Reality check on Assumptions of this base case:
The current install Switch owners is ~ 90 million over 5 years. Their past systems have a shelf-life of ~10 years. If they could continue their run rate of ~17 million units per year for the next 5 years, they would have a total install base of 175 million units. This would require the Switch to achieve the highest unit sales among all console generations.
Annual Digital Sales per hardware unit sold is ~ 12 million Yen per hardware unit. This has been growing (albeit a bit volatile) since 2012 with a median growth rate of 60%. What is not reflected in these historic number is their initiatives to developed tiered subscription products and grow 3P game royalties over time.

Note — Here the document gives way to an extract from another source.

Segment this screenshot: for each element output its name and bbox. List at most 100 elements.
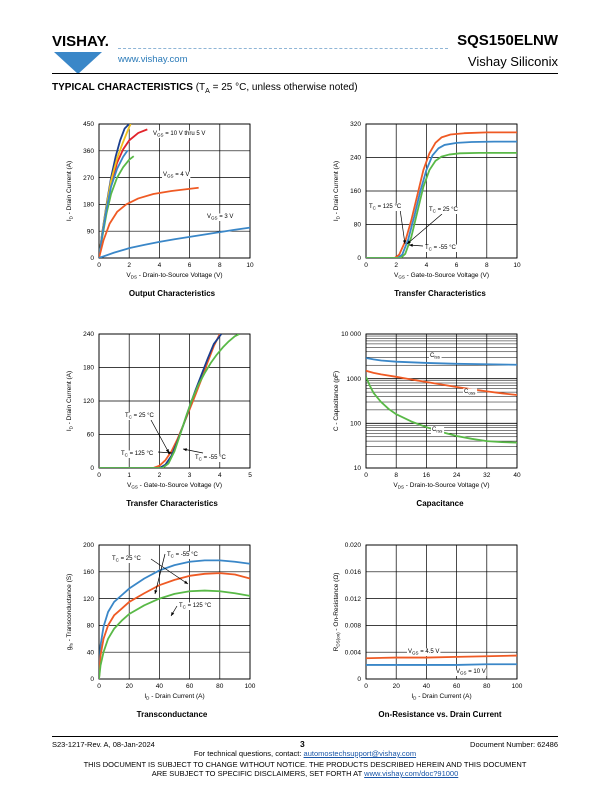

At a conservative growth rate of 35% over the next 5 years, this would result in 45% of their revenues being digital. In contrast, Sony’s gaming sales are currently 70% digital.
Console and console-related gaming revenues, are projected to be $88 billion by 2025 as seen above. With this base case, Nintendo would comprise ~20-25% of the console market revenue. This would be consistent with their current market share in consoles and gaming revenues.
Assuming the margin profiles above, a blended terminal PE multiple based on % of digital operating profits, and Crossroad’s conservative (not their reasonable case) estimate of Pokeman rights, equity stakes in Niantic, Bandai, DeNA, and Mariners, I arrived at a conclusion that at $47-55 USD/share of NTDO.Y, a 10-15% earnings yield could be obtainable. This won’t include the free options in mobile (TAM $170 billion?) or non-gaming royalty fee streams.
Conclusion
In summary, Nintendo is:
A Japanese company in that has been traded in a Japan stock market that has been underwhelming for 30 years. This market, however, is experiencing many structural reforms that will be better for future shareholders. Although beyond the scope of this little substack, these changes are worthwhile learning about. Horizon Kinetics has written a whitepaper that I recommend reading.
It has substantial established IPs and know-how that are under-monetized.
It’s a 130+ year old company that has proven it can survive.
Nintendo is not for everybody, but if patient, it does have the set-up to provide some decent future returns.
Thank you to those of you who made it to the end. I appreciate your time.